I have two brothers who are pharmacist, they both hate their jobs, the older has been in it for 15+ years and is completely miserable and depressed. But they both refuse to walk away from it because the money is too good. I feel bad for them.....I understand the stress you're husband is under.
Good luck."It's all happening"0 -
GreenTeaDisease wrote:sounds like HIS life is falling apart, not your's.
It's obvious you are not married."It's all happening"0 -
dark pink wrote:Hes an addict.
Selfish is all they know....its a major symptom of the terrible disease that they and their families battle.
Even if he gets sober, the disease only goes into remission, never away.
Ask yourself if you are equipped for life with an addict, this may be your window to freedom.
Peace, strenghth, clarity.... (:
While it is true that addicts are never "cured", with AA/NA meetings and the true desire to live a "clean" life, living with an addict is not a prison sentence.

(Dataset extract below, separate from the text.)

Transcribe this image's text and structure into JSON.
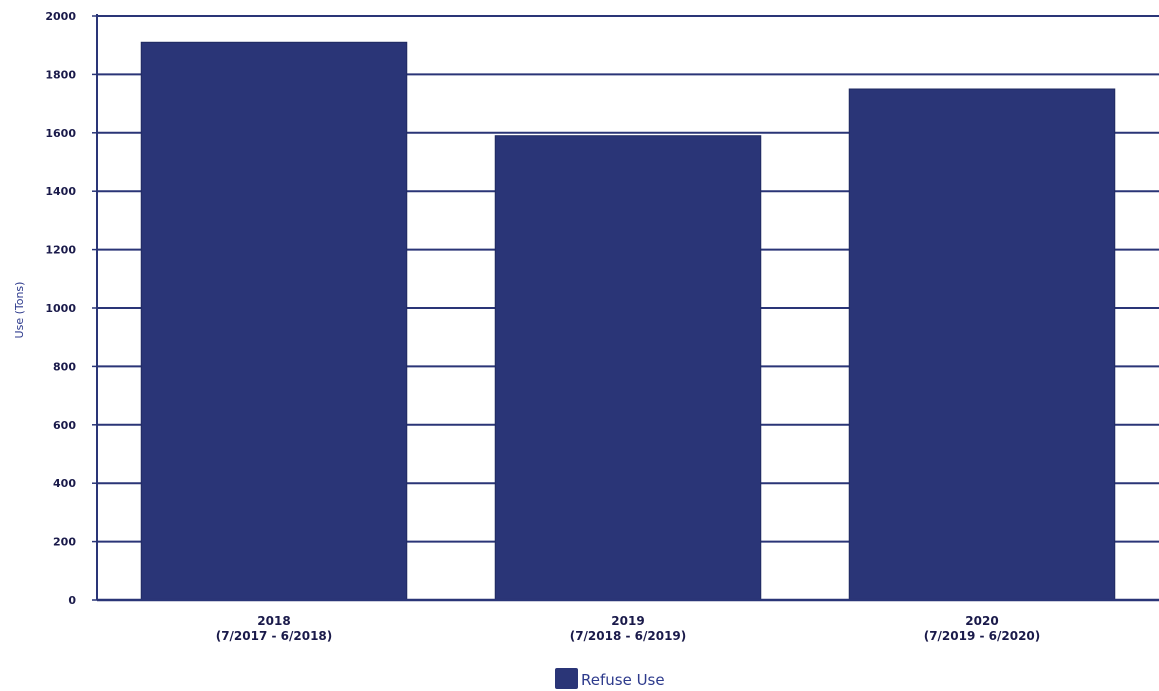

I've been on the roller coaster of addiction with my husband of 10 years. I've been through therapy, gone to Al-Anon and I choose to live my life in freedom. My husband has been clean and sober for two years and this life has never felt freer. If he relapses, I have the skills and knowledge to get through it.
Changeinwaves: I'm sorry to hear you are going through this and you do what you need to do for yourself. Your husband has to heal himself and there isn't anything you can do to "fix" him. As someone posted, he will try to push you away, most likely, because he feels guilty about lying and also to escape taking responsibility for his actions. As I said, I've been through it, feel free to PM me if you have any questions.